TL;DR: what we need is to accept non-materialist ontologies as legitimate in a research setting
I am always amused that the discourse around LSD uses the term “microdosing”. We know that tiny doses can harm and hurt humans. Claiming that many uses are “microdoses” is rationalization.
Edit: I meant to say “harm and help”, not “harm and hurt”.
> We know that tiny doses can harm and hurt humans
Evidence? (Other than tiny doses of anything potentially can cause harm and hurt, assuming harm and hurt are 2 different things, not perhaps the same thing repeated in different ways to make an emotive appeal)
You seem to know of a discourse where "microdose" implies that something has no effect. Why would they be taking it if it had no effect?
> We know that tiny doses can harm and hurt humans.
We don't know that tiny doses of LSD can harm or hurt humans. What we do observe is that smaller amounts of things tend to have smaller effects than larger amounts of things.
The dose for LSD to be harmful is extremely high and you would likely never encounter anyone selling anywhere close to the amount needed. The biggest threat to the user is the contamination of the LSD by possibly fentanyl or other opiates due to the unregulated nature of the black market.

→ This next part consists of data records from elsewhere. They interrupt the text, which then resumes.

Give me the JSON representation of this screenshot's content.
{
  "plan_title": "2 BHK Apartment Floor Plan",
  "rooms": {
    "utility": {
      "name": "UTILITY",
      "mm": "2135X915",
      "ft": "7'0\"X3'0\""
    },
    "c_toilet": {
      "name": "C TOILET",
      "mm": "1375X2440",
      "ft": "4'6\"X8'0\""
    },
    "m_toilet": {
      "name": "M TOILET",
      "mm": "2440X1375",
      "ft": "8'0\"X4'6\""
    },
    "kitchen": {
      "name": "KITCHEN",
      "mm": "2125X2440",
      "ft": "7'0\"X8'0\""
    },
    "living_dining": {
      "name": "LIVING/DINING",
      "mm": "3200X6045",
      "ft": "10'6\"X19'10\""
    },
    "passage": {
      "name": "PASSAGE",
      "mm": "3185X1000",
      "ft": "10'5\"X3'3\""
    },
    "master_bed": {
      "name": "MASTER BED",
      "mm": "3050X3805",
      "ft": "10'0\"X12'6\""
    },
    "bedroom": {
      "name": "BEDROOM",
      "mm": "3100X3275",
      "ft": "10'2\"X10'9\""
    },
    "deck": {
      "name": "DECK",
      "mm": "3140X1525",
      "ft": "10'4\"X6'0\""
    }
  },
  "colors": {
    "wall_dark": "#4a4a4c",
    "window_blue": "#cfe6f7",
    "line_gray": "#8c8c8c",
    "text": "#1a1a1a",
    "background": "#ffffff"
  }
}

On a previous thread here about LSD I learned about NBOMe -- it's a hallucinogen that's sold on paper tabs; if a dealer (or their supplier) is unscrupulous they might sell it as LSD. Only problem? Where psychonauts feel comfortable eating mouthfuls of LSD tabs, the difference between noticeable and harmful doses is quite small with NBOMe.
Lsd is one of the hardest substances to synthesize but the effective dose is so small that the price is almost free. Therefore someone who has real LSD to sell would not bother contaminating it. (At least I have not heard of that.)
However you may be sold something that's not LSD at all but is advertised as such.